All students at Seton Hall Law School work hard. But the evening students are among the hardest working students here. Many have full-time jobs and demanding responsibilities outside of school. Take this year’s 1L evening class: there are engineers, financial consultants, paralegals, a young man who is planning his wedding while attending law school, a single mother with two kids and a full-time job, and others with their own unique stories.

Most people wonder how these young professionals manage to have it all, and sometimes the evening students wonder whether they can. To help them, and to show how students have managed their own extensive workloads and responsibilities in the past, Seton Hall held the Evening Student Mixer, inviting alumni who held full-time jobs while they went to law school in the evening to talk about their experiences. The program gave evening students an opportunity to connect with alumni and ask them about their experiences and challenges throughout their law school careers.

These successful attorneys were extremely approachable, understanding and kind, willing to give the students lots of valuable advice. Not surprisingly, most of the alumni said that their biggest challenge in law school was managing their time. Deborah Gabry ’89, a solo practitioner, , explained that everyone has to find what works for them. “You’ll miss dinners, you’ll miss family events, but that’s just what you have to do,” she said. Speaking of her own experience, she mentioned that she was not tempted to party when she was in law school: “Going out on Thursday night to a bar was not my priority.” She also gave some advice to the students on when they get their first legal job or internship: “Be nice,” she said, stressing the importance of showing respect to all colleagues regardless of their job titles.
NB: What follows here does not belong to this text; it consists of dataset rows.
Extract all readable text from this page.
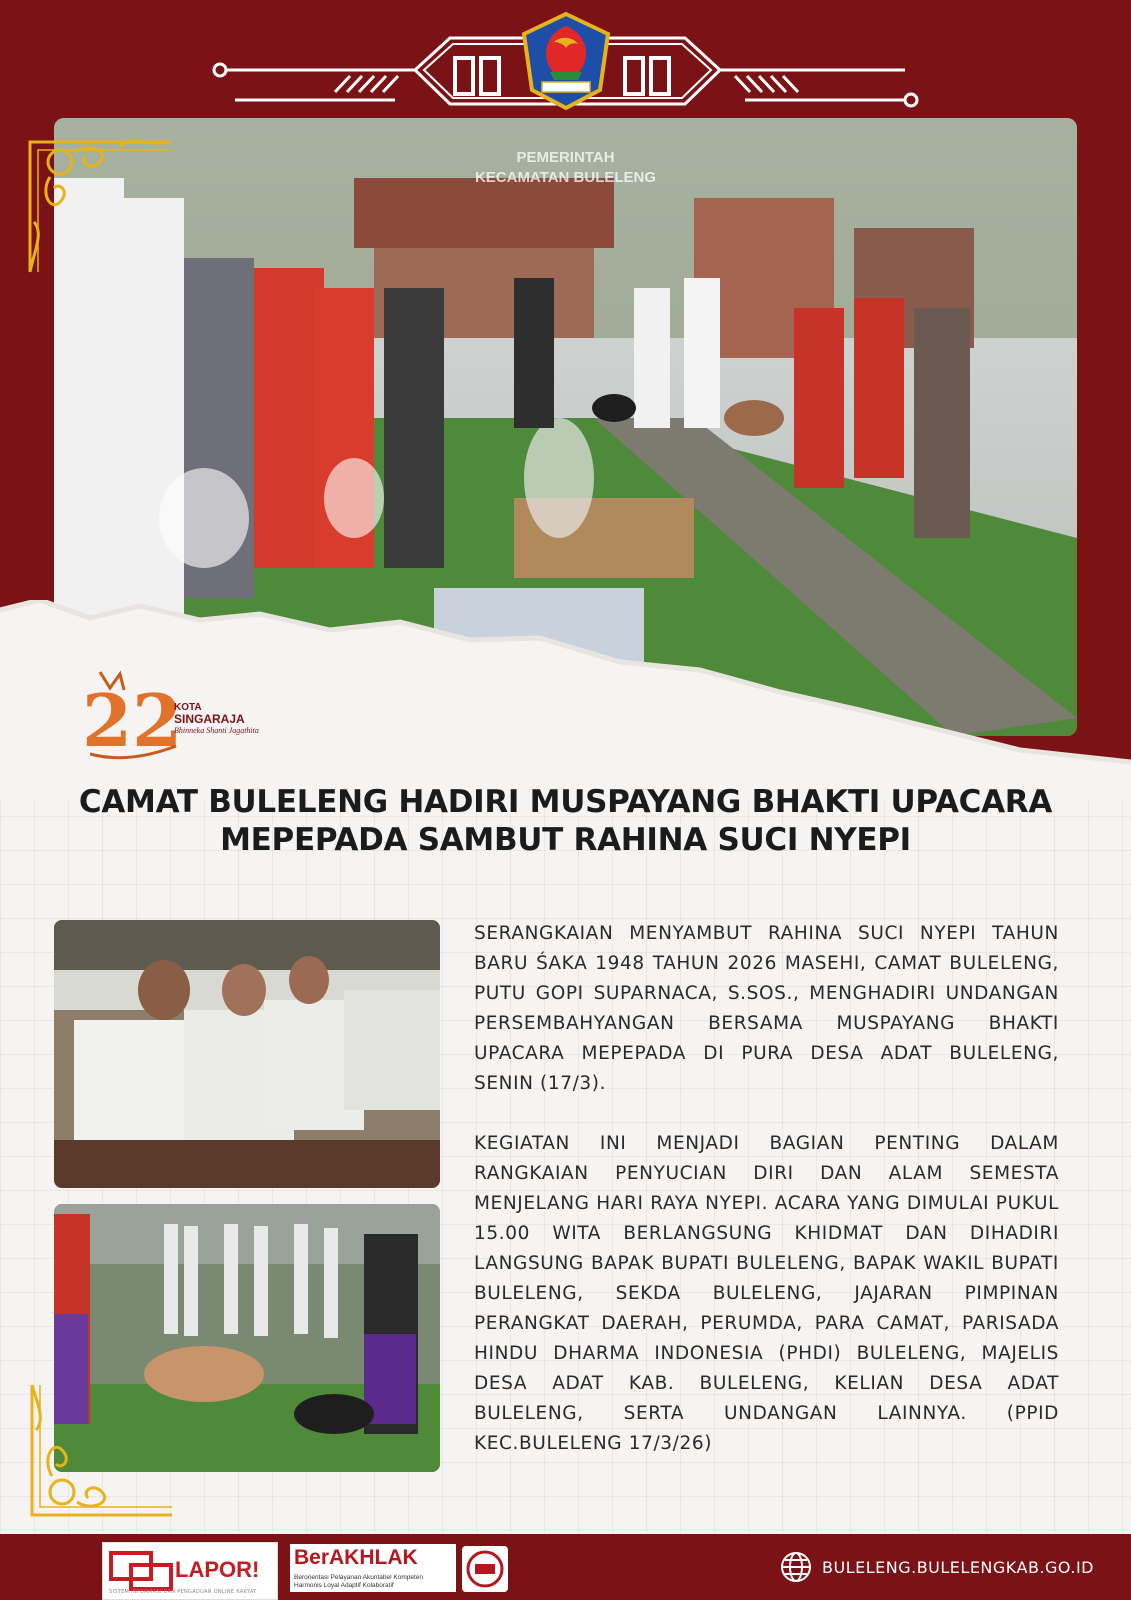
PEMERINTAH
KECAMATAN BULELENG
22
KOTA
SINGARAJA
Bhinneka Shanti Jagathita
CAMAT BULELENG HADIRI MUSPAYANG BHAKTI UPACARA MEPEPADA SAMBUT RAHINA SUCI NYEPI

SERANGKAIAN MENYAMBUT RAHINA SUCI NYEPI TAHUN BARU ŚAKA 1948 TAHUN 2026 MASEHI, CAMAT BULELENG, PUTU GOPI SUPARNACA, S.SOS., MENGHADIRI UNDANGAN PERSEMBAHYANGAN BERSAMA MUSPAYANG BHAKTI UPACARA MEPEPADA DI PURA DESA ADAT BULELENG, SENIN (17/3).

KEGIATAN INI MENJADI BAGIAN PENTING DALAM RANGKAIAN PENYUCIAN DIRI DAN ALAM SEMESTA MENJELANG HARI RAYA NYEPI. ACARA YANG DIMULAI PUKUL 15.00 WITA BERLANGSUNG KHIDMAT DAN DIHADIRI LANGSUNG BAPAK BUPATI BULELENG, BAPAK WAKIL BUPATI BULELENG, SEKDA BULELENG, JAJARAN PIMPINAN PERANGKAT DAERAH, PERUMDA, PARA CAMAT, PARISADA HINDU DHARMA INDONESIA (PHDI) BULELENG, MAJELIS DESA ADAT KAB. BULELENG, KELIAN DESA ADAT BULELENG, SERTA UNDANGAN LAINNYA. (PPID KEC.BULELENG 17/3/26)

LAPOR!
SISTEM INFORMASI DAN PENGADUAN ONLINE RAKYAT
BerAKHLAK
Berorientasi Pelayanan Akuntabel Kompeten
Harmonis Loyal Adaptif Kolaboratif
BULELENG.BULELENGKAB.GO.ID
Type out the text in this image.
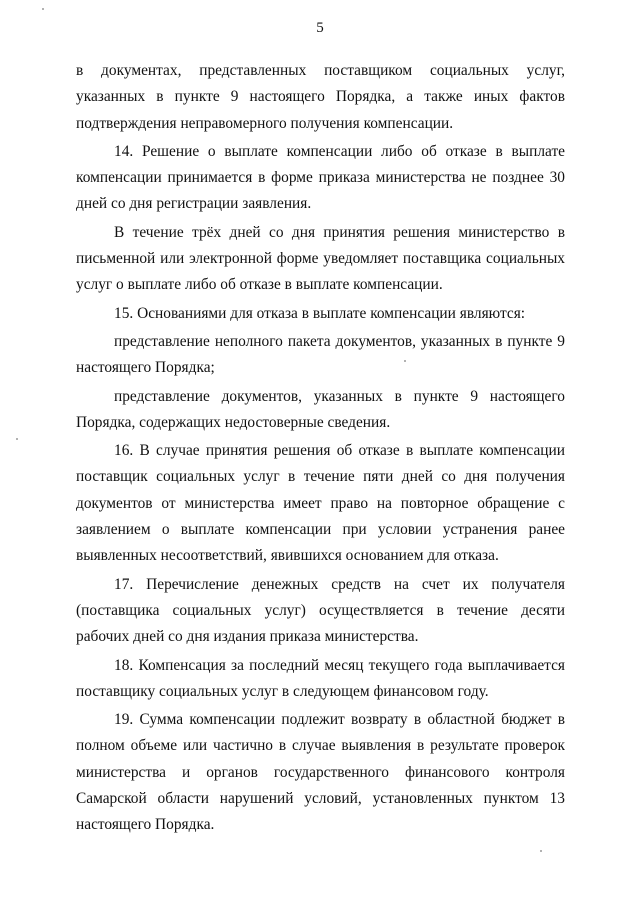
5

в документах, представленных поставщиком социальных услуг, указанных в пункте 9 настоящего Порядка, а также иных фактов подтверждения неправомерного получения компенсации.

14. Решение о выплате компенсации либо об отказе в выплате компенсации принимается в форме приказа министерства не позднее 30 дней со дня регистрации заявления.

В течение трёх дней со дня принятия решения министерство в письменной или электронной форме уведомляет поставщика социальных услуг о выплате либо об отказе в выплате компенсации.

15. Основаниями для отказа в выплате компенсации являются:

представление неполного пакета документов, указанных в пункте 9 настоящего Порядка;

представление документов, указанных в пункте 9 настоящего Порядка, содержащих недостоверные сведения.

16. В случае принятия решения об отказе в выплате компенсации поставщик социальных услуг в течение пяти дней со дня получения документов от министерства имеет право на повторное обращение с заявлением о выплате компенсации при условии устранения ранее выявленных несоответствий, явившихся основанием для отказа.

17. Перечисление денежных средств на счет их получателя (поставщика социальных услуг) осуществляется в течение десяти рабочих дней со дня издания приказа министерства.

18. Компенсация за последний месяц текущего года выплачивается поставщику социальных услуг в следующем финансовом году.

19. Сумма компенсации подлежит возврату в областной бюджет в полном объеме или частично в случае выявления в результате проверок министерства и органов государственного финансового контроля Самарской области нарушений условий, установленных пунктом 13 настоящего Порядка.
Chandar Sarkar ’09, an Associate in King and Spalding’s New York office, assured evening students that they would master the challenge of long days -- “You get used to 60 to 70-hour work weeks.” 
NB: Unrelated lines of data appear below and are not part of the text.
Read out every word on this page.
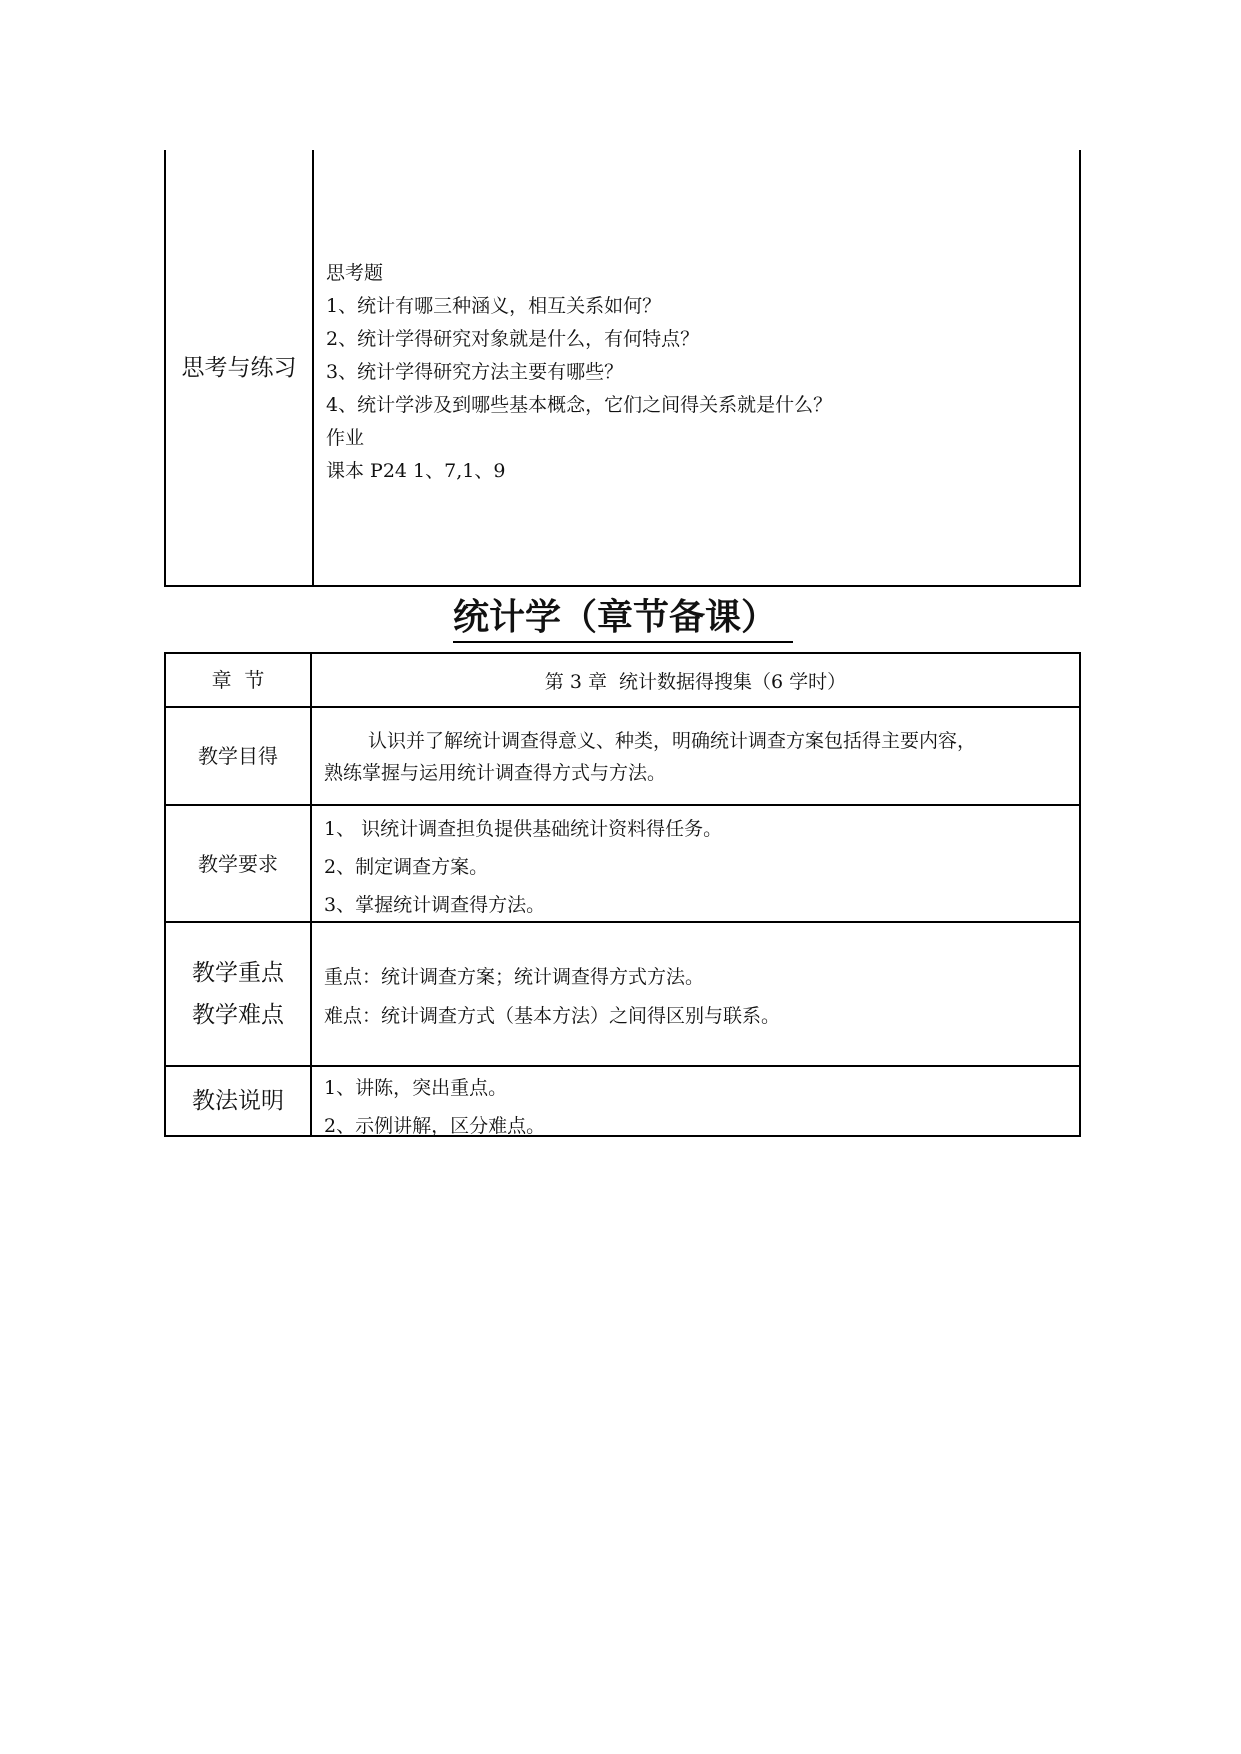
思考与练习
思考题
1、统计有哪三种涵义，相互关系如何？
2、统计学得研究对象就是什么，有何特点？
3、统计学得研究方法主要有哪些？
4、统计学涉及到哪些基本概念，它们之间得关系就是什么？
作业
课本 P24 1、7,1、9
统计学（章节备课）
章  节	第 3 章  统计数据得搜集（6 学时）
教学目得
认识并了解统计调查得意义、种类，明确统计调查方案包括得主要内容，
熟练掌握与运用统计调查得方式与方法。
教学要求
1、 识统计调查担负提供基础统计资料得任务。
2、制定调查方案。
3、掌握统计调查得方法。
教学重点
教学难点
重点：统计调查方案；统计调查得方式方法。
难点：统计调查方式（基本方法）之间得区别与联系。
教法说明	1、讲陈，突出重点。
2、示例讲解，区分难点。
Kristine Russo Begley ’07, an in-house Legal Counsel at Bed Bath & Beyond, Inc. said that her job as a litigation paralegal, which she held throughout law school, helped her land her first job out of law school because she had both a degree and real-world experience.

Roger W. Dinella ’91 the Director of Tax at C.V. Starr & Co., Inc. discussed the advantages he enjoyed after taking both the New Jersey and New York bar exams, which was not as common a practice 20 years ago as it is today. He explained,, “When I was a law student most students took only the New Jersey bar…now I work and live in New York.” He was also kind enough to explain and simplify Rule Against Perpetuities for students heading to their Property class following the event.

Inspired by the stories and advice, and reminded of the close alumni network that awaits them when they graduate, Seton Hall Law students left inspired and motivated to continue their hard work.